I’ve been around the sea almost all of my life, whether in a wetsuit as a child SCUBA diving from the age of 8, as an ROV pilot and marine treasure hunter on the hunt for the Merchant Royal, or as the founder of a marine robotics company. It fascinates me because it always has a new story to tell and secrets to reveal.
I’ve built two businesses focused on addressing some of the most difficult issues facing the marine industries, having seen them first hand earlier in my career. In doing so, those businesses have had to develop new ways of working, and crucially new technology to help execute the tasks at hand. But while that technology was developed to solve the problems we were seeing in the marine environment – and particularly around the energy transition – the innovations developed for subsea scenarios could be used in a vast array of other applications – on land, in the air, and perhaps even in space.
Exploration breeds innovation
Some of the technologies we use every day have origins in other exploratory fields – from the GPS in our phones and cars that was originally developed by the US Department of Defence, or artificial heart pumps based on designs NASA used to pump fuel around space shuttles. Why did these industries develop such ground-breaking innovations? Because there were big challenges to overcome and some of the brightest minds, with investment behind them, focusing their attention on them.
The marine environment not only remains largely unexplored, but presents significant challenges that make robotisation a perfect solution – we refer to these as the five Ds; dirty, dull, dangerous, difficult and dear. These five factors make truly understanding what’s happening in our oceans incredibly complex – for humans and for technology, but for the latter that may be advantageous.

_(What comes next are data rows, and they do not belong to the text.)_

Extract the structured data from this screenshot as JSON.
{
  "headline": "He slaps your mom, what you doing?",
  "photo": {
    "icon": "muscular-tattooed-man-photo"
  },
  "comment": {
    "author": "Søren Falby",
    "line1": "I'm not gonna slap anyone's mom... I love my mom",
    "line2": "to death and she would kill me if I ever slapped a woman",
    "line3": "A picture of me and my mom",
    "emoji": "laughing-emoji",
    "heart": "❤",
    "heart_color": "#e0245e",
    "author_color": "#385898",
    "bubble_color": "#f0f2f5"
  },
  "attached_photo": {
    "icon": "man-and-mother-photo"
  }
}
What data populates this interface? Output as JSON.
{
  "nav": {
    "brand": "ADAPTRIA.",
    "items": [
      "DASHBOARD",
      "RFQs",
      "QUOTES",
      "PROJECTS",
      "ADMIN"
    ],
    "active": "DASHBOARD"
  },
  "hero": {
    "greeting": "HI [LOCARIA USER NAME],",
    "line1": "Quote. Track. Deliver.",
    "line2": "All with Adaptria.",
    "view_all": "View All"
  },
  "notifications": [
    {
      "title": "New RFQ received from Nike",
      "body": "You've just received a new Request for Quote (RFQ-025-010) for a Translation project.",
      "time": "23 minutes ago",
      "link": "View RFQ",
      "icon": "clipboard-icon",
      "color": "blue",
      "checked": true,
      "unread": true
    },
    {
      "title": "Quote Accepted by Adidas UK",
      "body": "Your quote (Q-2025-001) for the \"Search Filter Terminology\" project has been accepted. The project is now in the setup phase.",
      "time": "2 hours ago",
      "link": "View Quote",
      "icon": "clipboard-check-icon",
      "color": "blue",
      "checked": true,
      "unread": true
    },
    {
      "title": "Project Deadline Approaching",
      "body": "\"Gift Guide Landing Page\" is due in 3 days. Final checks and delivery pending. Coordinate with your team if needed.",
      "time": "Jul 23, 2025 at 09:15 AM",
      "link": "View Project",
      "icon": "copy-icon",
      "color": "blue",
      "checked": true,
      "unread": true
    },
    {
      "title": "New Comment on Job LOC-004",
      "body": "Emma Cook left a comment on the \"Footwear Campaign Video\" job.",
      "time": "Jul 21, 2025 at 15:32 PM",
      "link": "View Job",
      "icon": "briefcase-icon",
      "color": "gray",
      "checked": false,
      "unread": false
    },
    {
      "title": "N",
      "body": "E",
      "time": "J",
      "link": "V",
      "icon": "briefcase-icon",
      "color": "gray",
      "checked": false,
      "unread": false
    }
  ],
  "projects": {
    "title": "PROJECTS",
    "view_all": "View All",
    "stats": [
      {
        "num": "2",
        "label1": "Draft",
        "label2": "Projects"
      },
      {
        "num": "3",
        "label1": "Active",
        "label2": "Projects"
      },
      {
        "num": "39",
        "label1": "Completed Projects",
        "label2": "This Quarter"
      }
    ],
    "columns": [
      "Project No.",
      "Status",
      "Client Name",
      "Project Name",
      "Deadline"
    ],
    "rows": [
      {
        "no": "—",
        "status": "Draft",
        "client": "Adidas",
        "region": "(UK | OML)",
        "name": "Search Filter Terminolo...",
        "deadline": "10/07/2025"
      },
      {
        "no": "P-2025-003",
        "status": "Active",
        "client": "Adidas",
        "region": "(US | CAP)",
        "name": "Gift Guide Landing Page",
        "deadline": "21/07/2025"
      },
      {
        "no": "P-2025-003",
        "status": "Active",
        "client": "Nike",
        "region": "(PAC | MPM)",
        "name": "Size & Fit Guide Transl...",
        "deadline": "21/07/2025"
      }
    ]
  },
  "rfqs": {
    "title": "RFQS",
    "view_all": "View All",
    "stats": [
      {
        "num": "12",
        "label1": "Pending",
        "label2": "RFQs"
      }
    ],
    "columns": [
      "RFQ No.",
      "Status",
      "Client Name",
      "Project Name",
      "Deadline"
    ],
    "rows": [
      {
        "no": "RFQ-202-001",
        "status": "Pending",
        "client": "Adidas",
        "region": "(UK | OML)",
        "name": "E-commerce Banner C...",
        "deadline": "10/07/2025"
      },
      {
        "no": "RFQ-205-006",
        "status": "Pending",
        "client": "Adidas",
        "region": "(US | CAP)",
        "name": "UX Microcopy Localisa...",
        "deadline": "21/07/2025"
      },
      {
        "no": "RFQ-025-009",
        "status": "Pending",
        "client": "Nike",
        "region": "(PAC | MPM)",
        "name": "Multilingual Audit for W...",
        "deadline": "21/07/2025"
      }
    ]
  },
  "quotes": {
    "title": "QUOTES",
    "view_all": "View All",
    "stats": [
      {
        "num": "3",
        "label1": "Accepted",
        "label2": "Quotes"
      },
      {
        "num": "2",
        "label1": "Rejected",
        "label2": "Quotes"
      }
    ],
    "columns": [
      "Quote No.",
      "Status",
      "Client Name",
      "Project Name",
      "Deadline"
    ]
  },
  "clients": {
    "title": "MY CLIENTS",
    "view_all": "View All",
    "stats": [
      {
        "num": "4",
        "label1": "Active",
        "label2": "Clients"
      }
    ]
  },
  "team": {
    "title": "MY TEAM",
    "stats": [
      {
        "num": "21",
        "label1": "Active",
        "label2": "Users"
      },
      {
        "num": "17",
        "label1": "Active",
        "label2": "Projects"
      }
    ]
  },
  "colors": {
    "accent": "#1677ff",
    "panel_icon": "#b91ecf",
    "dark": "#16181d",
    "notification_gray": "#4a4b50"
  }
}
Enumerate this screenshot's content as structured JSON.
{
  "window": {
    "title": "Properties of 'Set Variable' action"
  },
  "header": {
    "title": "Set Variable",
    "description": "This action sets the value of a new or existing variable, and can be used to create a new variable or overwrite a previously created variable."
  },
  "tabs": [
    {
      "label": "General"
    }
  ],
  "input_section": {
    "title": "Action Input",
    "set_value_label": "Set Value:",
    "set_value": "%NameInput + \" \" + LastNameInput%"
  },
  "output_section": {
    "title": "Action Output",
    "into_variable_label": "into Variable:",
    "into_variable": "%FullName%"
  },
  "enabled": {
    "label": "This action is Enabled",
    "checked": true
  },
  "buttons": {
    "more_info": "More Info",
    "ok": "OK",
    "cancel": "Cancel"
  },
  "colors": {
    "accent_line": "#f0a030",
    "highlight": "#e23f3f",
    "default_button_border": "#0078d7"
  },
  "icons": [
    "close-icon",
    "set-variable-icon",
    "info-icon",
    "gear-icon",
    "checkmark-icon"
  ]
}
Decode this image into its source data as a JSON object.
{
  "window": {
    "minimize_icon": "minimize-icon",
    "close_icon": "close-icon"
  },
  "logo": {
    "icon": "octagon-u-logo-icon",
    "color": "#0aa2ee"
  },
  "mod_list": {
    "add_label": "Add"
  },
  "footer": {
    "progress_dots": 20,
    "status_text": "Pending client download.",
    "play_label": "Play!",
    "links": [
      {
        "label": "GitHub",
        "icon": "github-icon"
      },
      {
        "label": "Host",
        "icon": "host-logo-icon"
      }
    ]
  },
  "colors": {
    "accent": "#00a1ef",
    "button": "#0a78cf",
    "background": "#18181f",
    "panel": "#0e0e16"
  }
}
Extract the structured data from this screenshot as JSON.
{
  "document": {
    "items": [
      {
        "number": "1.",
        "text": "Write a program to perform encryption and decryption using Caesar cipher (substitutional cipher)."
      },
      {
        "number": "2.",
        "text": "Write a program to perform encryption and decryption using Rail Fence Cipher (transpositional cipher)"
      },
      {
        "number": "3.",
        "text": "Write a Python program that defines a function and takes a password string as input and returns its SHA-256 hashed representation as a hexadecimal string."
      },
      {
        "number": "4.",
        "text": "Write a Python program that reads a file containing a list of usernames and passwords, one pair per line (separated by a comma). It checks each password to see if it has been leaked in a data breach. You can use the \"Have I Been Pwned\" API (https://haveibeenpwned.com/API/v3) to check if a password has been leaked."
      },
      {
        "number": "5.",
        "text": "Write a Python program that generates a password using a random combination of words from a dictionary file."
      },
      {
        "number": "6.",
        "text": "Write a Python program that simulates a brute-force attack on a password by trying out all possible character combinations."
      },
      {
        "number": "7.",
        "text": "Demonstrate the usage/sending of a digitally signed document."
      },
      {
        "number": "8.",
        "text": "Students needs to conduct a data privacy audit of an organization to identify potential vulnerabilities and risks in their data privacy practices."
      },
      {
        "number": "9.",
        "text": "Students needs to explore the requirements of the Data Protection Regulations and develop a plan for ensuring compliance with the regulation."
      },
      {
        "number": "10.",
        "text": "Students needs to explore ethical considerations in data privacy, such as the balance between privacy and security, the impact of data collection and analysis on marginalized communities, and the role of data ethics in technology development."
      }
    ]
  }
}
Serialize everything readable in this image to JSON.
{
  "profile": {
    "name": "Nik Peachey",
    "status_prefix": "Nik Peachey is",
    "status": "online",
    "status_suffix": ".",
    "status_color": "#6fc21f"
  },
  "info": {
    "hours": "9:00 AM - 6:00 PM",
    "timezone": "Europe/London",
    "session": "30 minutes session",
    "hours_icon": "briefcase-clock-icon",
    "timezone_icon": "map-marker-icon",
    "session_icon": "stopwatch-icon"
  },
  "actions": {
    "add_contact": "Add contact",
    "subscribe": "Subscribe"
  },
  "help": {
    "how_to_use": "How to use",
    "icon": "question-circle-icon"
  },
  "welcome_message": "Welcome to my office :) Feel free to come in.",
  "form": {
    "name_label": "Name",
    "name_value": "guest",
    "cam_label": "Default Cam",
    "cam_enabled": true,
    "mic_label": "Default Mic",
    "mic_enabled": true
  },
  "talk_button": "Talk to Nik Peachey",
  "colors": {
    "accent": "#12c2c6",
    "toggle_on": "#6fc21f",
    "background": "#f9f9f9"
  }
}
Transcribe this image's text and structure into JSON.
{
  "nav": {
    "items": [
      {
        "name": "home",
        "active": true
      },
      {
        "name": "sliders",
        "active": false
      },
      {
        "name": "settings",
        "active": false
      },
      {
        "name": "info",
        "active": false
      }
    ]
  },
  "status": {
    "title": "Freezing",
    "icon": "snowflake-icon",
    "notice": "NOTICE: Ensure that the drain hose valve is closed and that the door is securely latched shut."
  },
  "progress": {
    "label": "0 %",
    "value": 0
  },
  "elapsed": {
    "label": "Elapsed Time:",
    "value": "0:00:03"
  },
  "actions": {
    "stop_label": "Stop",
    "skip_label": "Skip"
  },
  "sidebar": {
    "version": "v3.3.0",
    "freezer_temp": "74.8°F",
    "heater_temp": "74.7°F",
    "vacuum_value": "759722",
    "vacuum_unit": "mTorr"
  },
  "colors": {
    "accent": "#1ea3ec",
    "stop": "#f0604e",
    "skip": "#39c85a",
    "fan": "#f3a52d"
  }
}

Due to the inherent difficulty of overcoming these issues, a technology that can carry out a task in subsea conditions may also be able to carry out a similar task elsewhere in other extreme environments, including on land – indeed it may be better suited than a technology developed in the reverse order.
There has been much talk about computer vision and autonomy technology related to autonomous passenger vehicles, and yet some of the most interesting work in these fields is found under the sea.
Technology: Under the sea
At Vaarst we’re equipping Remotely Operated underwater Vehicles (ROVs) with Simultaneous Localisation and Mapping (SLAM) technology that gives them the ability to understand the environment around them, where they are, as well as systems which give them the ability to execute a given strategy with minimal human supervision. This could be to follow the route of an underwater cable connecting an offshore windfarm to the mainland and capture high-definition video, or to hover in-situ and monitor a gas pipeline node in strong currents.
Our business is currently focused on the marine environment because that’s where our heritage lies, and where there’s a clear business case to implement this technology – saving businesses working in this space millions of pounds by reducing the size of crews, and the ships needed to carry them, and reducing the emissions these fossil fuel burning vessels pump out.
However, there’s no reason the systems we’ve developed for ROVs couldn’t in future be fitted to other types of vehicles – including robots used to inspect mines and other environments that are dangerous for human personnel, or even autonomous vehicles.
As the commercial case for investing in marine exploration grows and more and more investment flows into the sector, we could yet see a Cambrian Explosion of marine-developed innovation. To date, less than 20% of the ocean floor has been mapped — 13% in just the past four years – but there have been calls from leading industry figures for enhanced global cooperation that will see the entire sea bed mapped by 2030. When that happens, the opportunities for knowledge transfer and cross-pollination of technology will be huge.
This is a future I’m incredibly excited about being a part of – one where we not only understand more about the nature of our seas and oceans, but one where we all reap the benefits of the work that revealed the secrets of our planets’ unexplored spaces.